Special Agent Brian Hobbs. Better known to us, of course, as Dwayne Johnson, and even better known as The Rock. The testosterone is ramped up to hitherto unprecedented and frankly dangerous levels, and most of the middle of the movie consists of planning, scheming and a fair bit of posturing. The series has survived and thrived by evolving, so street racing is almost now an afterthought – you get one, and even that’s glossed over fairly quickly, and a second happens off-screen – and Fast Five comes over as the mutant love-child of Heat and Ocean’s Eleven, set in Rio. The cop / criminal face-off in which no-one gets arrested, the massively weighty cast, and even a high-powered shoot-out in the favelas all call to mind a dumbed-down version of Michael Mann’s finest, but the nature of the heist itself, some tricky reversals and the dialogue all give mind to a similarly low rent version of Steven Soderbergh’s movies.

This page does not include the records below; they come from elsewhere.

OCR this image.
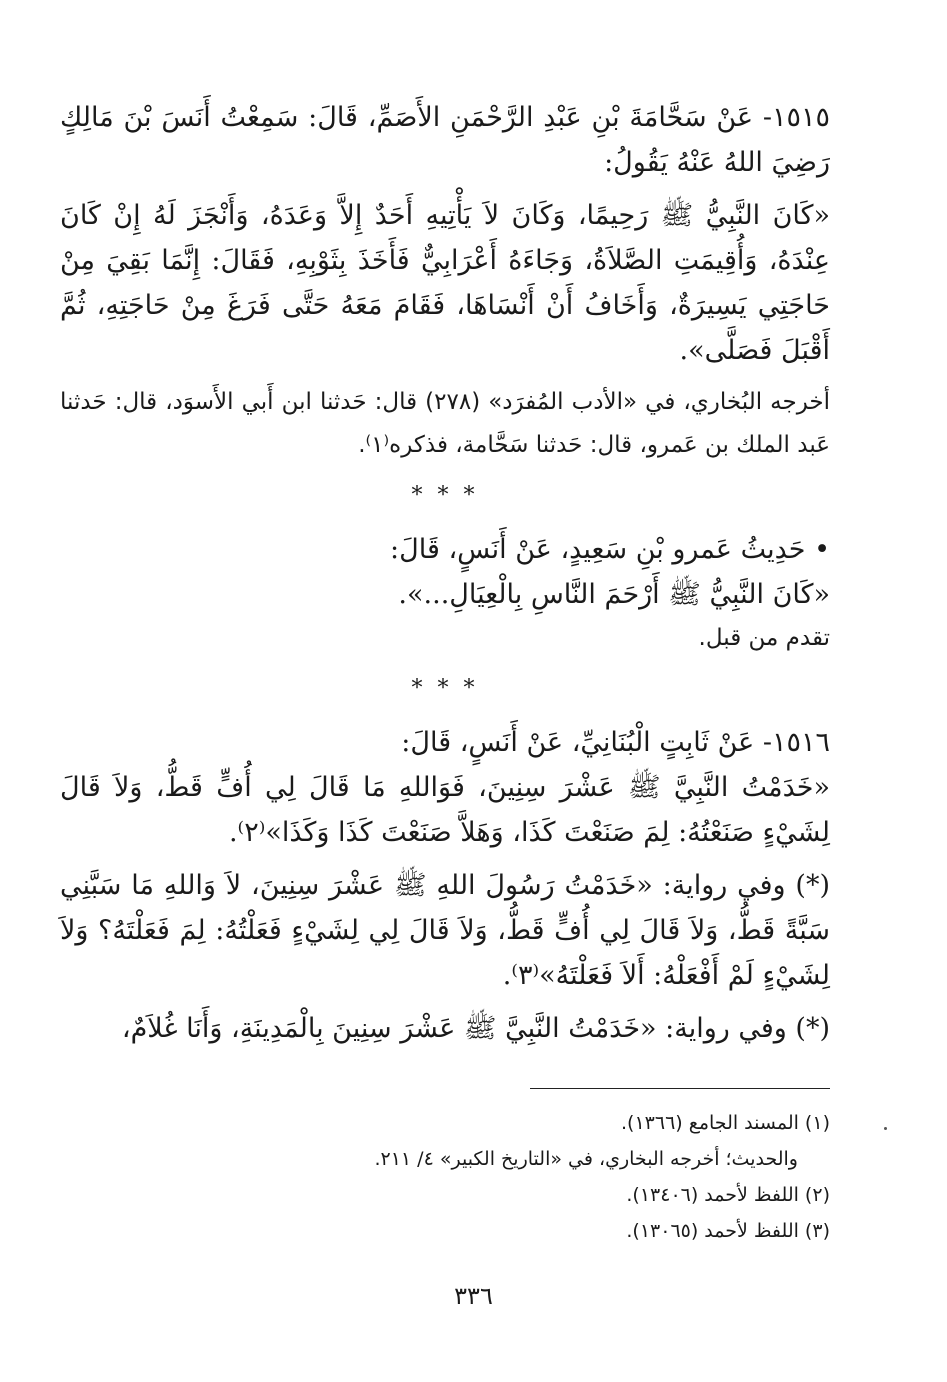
١٥١٥- عَنْ سَحَّامَةَ بْنِ عَبْدِ الرَّحْمَنِ الأَصَمِّ، قَالَ: سَمِعْتُ أَنَسَ بْنَ مَالِكٍ رَضِيَ اللهُ عَنْهُ يَقُولُ:

«كَانَ النَّبِيُّ ﷺ رَحِيمًا، وَكَانَ لاَ يَأْتِيهِ أَحَدٌ إِلاَّ وَعَدَهُ، وَأَنْجَزَ لَهُ إِنْ كَانَ عِنْدَهُ، وَأُقِيمَتِ الصَّلاَةُ، وَجَاءَهُ أَعْرَابِيٌّ فَأَخَذَ بِثَوْبِهِ، فَقَالَ: إِنَّمَا بَقِيَ مِنْ حَاجَتِي يَسِيرَةٌ، وَأَخَافُ أَنْ أَنْسَاهَا، فَقَامَ مَعَهُ حَتَّى فَرَغَ مِنْ حَاجَتِهِ، ثُمَّ أَقْبَلَ فَصَلَّى».

أخرجه البُخاري، في «الأدب المُفرَد» (٢٧٨) قال: حَدثنا ابن أَبي الأَسوَد، قال: حَدثنا عَبد الملك بن عَمرو، قال: حَدثنا سَحَّامة، فذكره⁽١⁾.

* * *
• حَدِيثُ عَمرو بْنِ سَعِيدٍ، عَنْ أَنَسٍ، قَالَ:
«كَانَ النَّبِيُّ ﷺ أَرْحَمَ النَّاسِ بِالْعِيَالِ...».

تقدم من قبل.

* * *

١٥١٦- عَنْ ثَابِتٍ الْبُنَانِيِّ، عَنْ أَنَسٍ، قَالَ:

«خَدَمْتُ النَّبِيَّ ﷺ عَشْرَ سِنِينَ، فَوَاللهِ مَا قَالَ لِي أُفٍّ قَطُّ، وَلاَ قَالَ لِشَيْءٍ صَنَعْتُهُ: لِمَ صَنَعْتَ كَذَا، وَهَلاَّ صَنَعْتَ كَذَا وَكَذَا»⁽٢⁾.

(*) وفي رواية: «خَدَمْتُ رَسُولَ اللهِ ﷺ عَشْرَ سِنِينَ، لاَ وَاللهِ مَا سَبَّنِي سَبَّةً قَطُّ، وَلاَ قَالَ لِي أُفٍّ قَطُّ، وَلاَ قَالَ لِي لِشَيْءٍ فَعَلْتُهُ: لِمَ فَعَلْتَهُ؟ وَلاَ لِشَيْءٍ لَمْ أَفْعَلْهُ: أَلاَ فَعَلْتَهُ»⁽٣⁾.

(*) وفي رواية: «خَدَمْتُ النَّبِيَّ ﷺ عَشْرَ سِنِينَ بِالْمَدِينَةِ، وَأَنَا غُلاَمٌ،

(١) المسند الجامع (١٣٦٦).
والحديث؛ أخرجه البخاري، في «التاريخ الكبير» ٤/ ٢١١.
(٢) اللفظ لأحمد (١٣٤٠٦).
(٣) اللفظ لأحمد (١٣٠٦٥).
٣٣٦
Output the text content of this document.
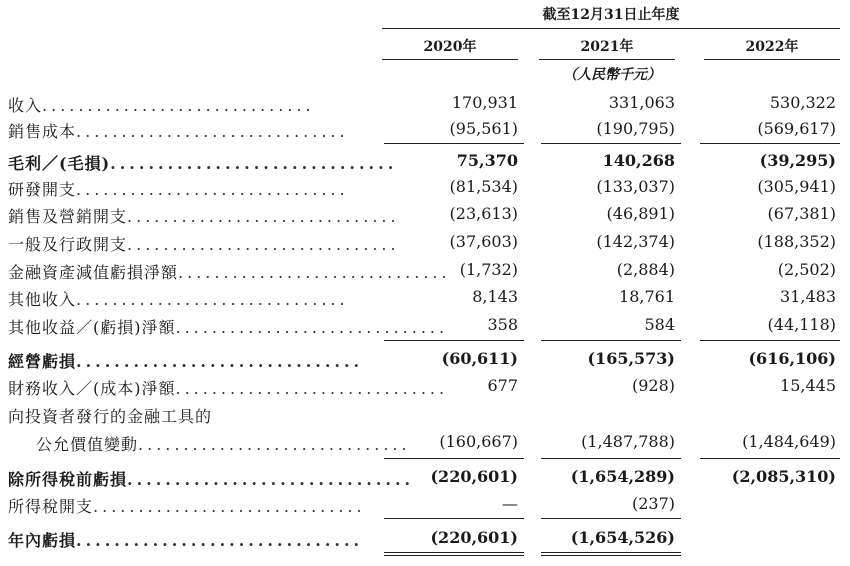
截至12月31日止年度
2020年	2021年	2022年
（人民幣千元）
收入..............................	170,931	331,063	530,322
銷售成本..............................	(95,561)	(190,795)	(569,617)
毛利／(毛損)..............................	75,370	140,268	(39,295)
研發開支..............................	(81,534)	(133,037)	(305,941)
銷售及營銷開支..............................	(23,613)	(46,891)	(67,381)
一般及行政開支..............................	(37,603)	(142,374)	(188,352)
金融資產減值虧損淨額.............................. (1,732)	(2,884)	(2,502)
其他收入..............................	8,143	18,761	31,483
其他收益／(虧損)淨額..............................	358	584	(44,118)
經營虧損..............................	(60,611)	(165,573)	(616,106)
財務收入／(成本)淨額..............................	677	(928)	15,445
向投資者發行的金融工具的
公允價值變動..............................	(160,667)	(1,487,788)	(1,484,649)
除所得稅前虧損..............................	(220,601)	(1,654,289)	(2,085,310)
所得稅開支..............................	—	(237)
年內虧損..............................	(220,601)	(1,654,526)
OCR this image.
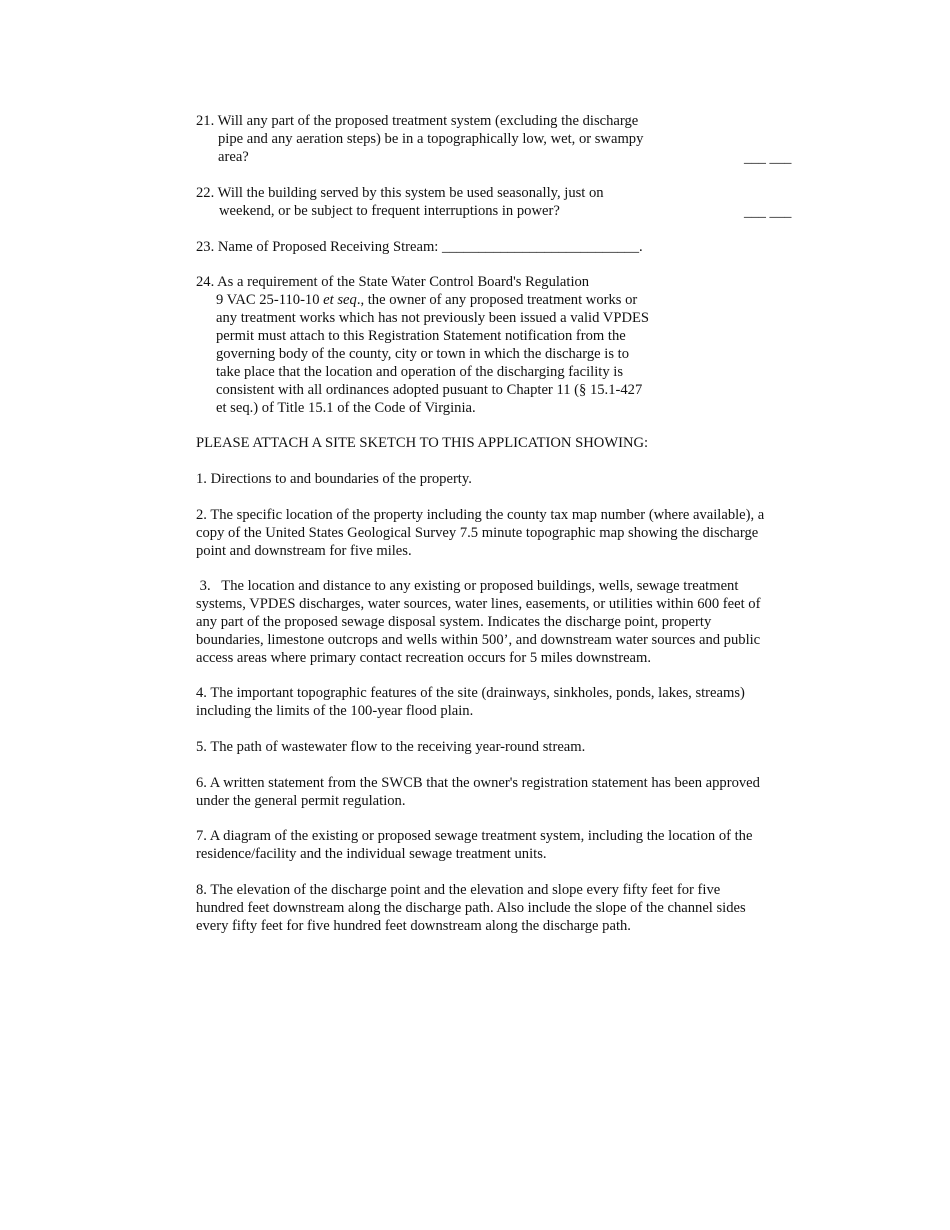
21. Will any part of the proposed treatment system (excluding the discharge
pipe and any aeration steps) be in a topographically low, wet, or swampy
area?	___ ___
22. Will the building served by this system be used seasonally, just on
weekend, or be subject to frequent interruptions in power?	___ ___
23. Name of Proposed Receiving Stream: ___________________________.
24. As a requirement of the State Water Control Board's Regulation
9 VAC 25-110-10 et seq., the owner of any proposed treatment works or
any treatment works which has not previously been issued a valid VPDES
permit must attach to this Registration Statement notification from the
governing body of the county, city or town in which the discharge is to
take place that the location and operation of the discharging facility is
consistent with all ordinances adopted pusuant to Chapter 11 (§ 15.1-427
et seq.) of Title 15.1 of the Code of Virginia.
PLEASE ATTACH A SITE SKETCH TO THIS APPLICATION SHOWING:
1. Directions to and boundaries of the property.
2. The specific location of the property including the county tax map number (where available), a
copy of the United States Geological Survey 7.5 minute topographic map showing the discharge
point and downstream for five miles.
3.   The location and distance to any existing or proposed buildings, wells, sewage treatment
systems, VPDES discharges, water sources, water lines, easements, or utilities within 600 feet of
any part of the proposed sewage disposal system. Indicates the discharge point, property
boundaries, limestone outcrops and wells within 500’, and downstream water sources and public
access areas where primary contact recreation occurs for 5 miles downstream.
4. The important topographic features of the site (drainways, sinkholes, ponds, lakes, streams)
including the limits of the 100-year flood plain.
5. The path of wastewater flow to the receiving year-round stream.
6. A written statement from the SWCB that the owner's registration statement has been approved
under the general permit regulation.
7. A diagram of the existing or proposed sewage treatment system, including the location of the
residence/facility and the individual sewage treatment units.
8. The elevation of the discharge point and the elevation and slope every fifty feet for five
hundred feet downstream along the discharge path. Also include the slope of the channel sides
every fifty feet for five hundred feet downstream along the discharge path.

Yes, the dialogue. Let’s test your level of potential interest for Fast Five. If quotes such as “This just went from Mission: Impossible to Mission: In-freakin’-sanity” or “Sexy legs, baby, what time do they open?”, at which point said sexy legs owner pulls a gun on their admirer, don’t put a giant smile on your face at the sheer dumb bravado of it all, then this is not the film for you. Similarly, if you’re not impressed by films that defy the laws of physics, ignore the fact that to pull this job, our heroes have a seemingly limitless supply of cash or that people swap sides almost at will, then this also isn’t the film for you. But if you’re looking for one of the most enjoyably simple, ridiculously hyped action movies of this or any other summer, then step right in. There’s a ten minute sequence around an hour and a half in where it all takes itself far too seriously, but other than that this will slap a big cheesy grin on your face and keep it there right through to the extended finale and a credits sequence that twists the franchise into the shape ready for its next inevitable outing. Fast Five features some of the most wanton destruction ever committed to celluloid, and if you’re looking for a way to disengage your brain ready for the summer season, then look no further.

Why see it at the cinema: The action scenes are what modern cinemas were made for, with director Lin making the finale look like Bad Boys 2 times The Blues Brothers in terms of carnage, and there’s plenty of sweeping vistas to make the most of the screen. It’s also the closest to a party atmosphere you’ll get in the cinema this early in the summer.